Как справедливо замечает Беккер:
«Процесс психологического восстановления часто недооценивается и понимается как буквальное возвращение в первоначальное состояние без следов перелома. Только если разрушения признаются и их масштаб оценивается верно, становится понятно, что восстановление – это нечто большее, нежели просто выздоровление»
(Becker, 1992, с. 260).
Именно в ситуации беспомощности и осложненной из-за неизвестности скорби по потерянным близким необходимо внимательно следить за реакциями переноса у клиентов и контрпереноса у психотерапевтов. Натан Дурст указывает на то, что мы часто задаем себе вопросы о возможностях клиентов, не оценивая при этом своих собственных возможностей как психотерапевтов.
«Слишком часто психотерапевты задаются вопросом, достаточно ли у выжившего человека внутренней силы, чтобы предпринять это тяжелое путешествие в прошлое. Вместо этого нам нужно спросить самих себя, достаточно ли мы сильны как психотерапевты, чтобы вынести наше собственное столкновение со смертью»
(Durst, 1999, с. 111).
Поводом для моего обращения к этой теме была моя форма контрпереноса в психотерапевтической работе с близкими пропавших без вести.

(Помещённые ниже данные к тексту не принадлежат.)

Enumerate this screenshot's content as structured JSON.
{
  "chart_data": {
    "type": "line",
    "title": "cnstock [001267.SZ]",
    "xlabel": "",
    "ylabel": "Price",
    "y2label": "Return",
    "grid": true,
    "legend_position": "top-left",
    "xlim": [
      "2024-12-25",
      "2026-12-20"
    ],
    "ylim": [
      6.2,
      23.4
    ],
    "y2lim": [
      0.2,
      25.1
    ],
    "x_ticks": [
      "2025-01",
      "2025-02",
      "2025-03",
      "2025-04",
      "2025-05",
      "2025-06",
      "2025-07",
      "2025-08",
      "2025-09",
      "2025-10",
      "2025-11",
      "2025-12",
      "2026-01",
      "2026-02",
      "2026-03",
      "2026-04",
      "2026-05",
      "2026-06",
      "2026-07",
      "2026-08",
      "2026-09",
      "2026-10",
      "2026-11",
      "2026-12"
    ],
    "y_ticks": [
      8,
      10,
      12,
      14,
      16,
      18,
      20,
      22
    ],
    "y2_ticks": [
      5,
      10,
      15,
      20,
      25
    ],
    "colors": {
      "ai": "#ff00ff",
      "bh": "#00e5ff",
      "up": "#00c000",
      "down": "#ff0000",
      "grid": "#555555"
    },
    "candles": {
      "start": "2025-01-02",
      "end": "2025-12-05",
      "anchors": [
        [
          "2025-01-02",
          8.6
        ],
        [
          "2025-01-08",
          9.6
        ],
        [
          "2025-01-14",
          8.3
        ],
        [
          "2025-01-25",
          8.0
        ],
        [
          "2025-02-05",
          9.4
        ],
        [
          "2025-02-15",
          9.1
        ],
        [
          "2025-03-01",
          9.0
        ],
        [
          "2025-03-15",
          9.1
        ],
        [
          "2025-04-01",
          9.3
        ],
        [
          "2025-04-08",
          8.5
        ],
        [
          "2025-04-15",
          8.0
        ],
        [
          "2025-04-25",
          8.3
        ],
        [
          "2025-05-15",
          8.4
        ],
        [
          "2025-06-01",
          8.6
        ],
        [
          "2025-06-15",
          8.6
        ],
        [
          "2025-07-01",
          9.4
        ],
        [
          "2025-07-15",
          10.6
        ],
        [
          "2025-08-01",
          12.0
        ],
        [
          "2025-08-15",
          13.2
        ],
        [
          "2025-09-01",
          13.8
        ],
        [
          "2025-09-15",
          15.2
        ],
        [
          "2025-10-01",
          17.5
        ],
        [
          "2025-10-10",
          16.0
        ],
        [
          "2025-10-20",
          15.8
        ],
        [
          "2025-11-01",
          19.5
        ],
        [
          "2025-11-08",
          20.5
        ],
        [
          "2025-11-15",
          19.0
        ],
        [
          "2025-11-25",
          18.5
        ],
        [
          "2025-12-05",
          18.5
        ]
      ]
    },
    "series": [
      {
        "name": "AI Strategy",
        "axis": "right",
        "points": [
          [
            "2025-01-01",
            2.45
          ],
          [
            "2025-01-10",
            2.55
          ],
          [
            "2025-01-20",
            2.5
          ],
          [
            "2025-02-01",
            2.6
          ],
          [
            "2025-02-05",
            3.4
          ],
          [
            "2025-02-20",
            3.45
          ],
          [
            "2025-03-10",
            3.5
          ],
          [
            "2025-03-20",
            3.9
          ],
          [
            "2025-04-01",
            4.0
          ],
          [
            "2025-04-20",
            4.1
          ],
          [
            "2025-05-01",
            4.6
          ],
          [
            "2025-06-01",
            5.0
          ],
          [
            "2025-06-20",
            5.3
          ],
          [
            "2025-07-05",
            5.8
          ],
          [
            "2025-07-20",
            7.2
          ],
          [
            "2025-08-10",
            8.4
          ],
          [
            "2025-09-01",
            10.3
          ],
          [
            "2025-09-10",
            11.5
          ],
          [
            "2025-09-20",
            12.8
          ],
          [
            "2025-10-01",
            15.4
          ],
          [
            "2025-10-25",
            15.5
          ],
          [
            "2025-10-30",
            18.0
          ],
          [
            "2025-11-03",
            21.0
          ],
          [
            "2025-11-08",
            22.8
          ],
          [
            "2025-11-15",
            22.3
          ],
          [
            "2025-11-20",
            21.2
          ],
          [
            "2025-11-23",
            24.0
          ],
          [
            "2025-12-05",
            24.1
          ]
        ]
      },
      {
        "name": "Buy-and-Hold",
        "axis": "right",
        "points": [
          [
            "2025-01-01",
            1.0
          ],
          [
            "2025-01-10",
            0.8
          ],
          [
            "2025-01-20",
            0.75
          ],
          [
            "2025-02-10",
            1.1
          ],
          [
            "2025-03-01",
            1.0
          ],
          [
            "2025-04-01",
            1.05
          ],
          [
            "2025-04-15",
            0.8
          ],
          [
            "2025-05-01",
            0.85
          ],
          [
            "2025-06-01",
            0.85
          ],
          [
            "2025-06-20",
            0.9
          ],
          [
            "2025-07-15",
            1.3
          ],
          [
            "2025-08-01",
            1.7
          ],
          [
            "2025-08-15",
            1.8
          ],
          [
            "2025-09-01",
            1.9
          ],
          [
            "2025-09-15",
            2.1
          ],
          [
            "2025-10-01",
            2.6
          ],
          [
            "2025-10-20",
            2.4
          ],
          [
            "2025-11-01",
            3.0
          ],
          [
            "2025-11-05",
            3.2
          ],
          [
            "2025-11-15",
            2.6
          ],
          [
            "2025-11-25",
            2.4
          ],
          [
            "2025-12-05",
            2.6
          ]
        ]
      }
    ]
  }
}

Исчезновение человека приводит к беспомощности и положению полного неведения. Но и я – эксперт со специальным образованием, призванный помогать своим клиентам, – знаю не больше, чем они. Я разделяю это незнание с теми, кто приходит ко мне за помощью. Если, благодаря знанию теории и практическому опыту, я имею представление о целях и процессах работы с психотравмой, а также о консультировании процессов скорби по умершим, то в случаях исчезновения человека, я знаю не больше, чем пострадавший. Это ставит меня как психотерапевта в неприятную ситуацию растерянности – я не ощущаю под ногами твердой почвы знаний и опыта.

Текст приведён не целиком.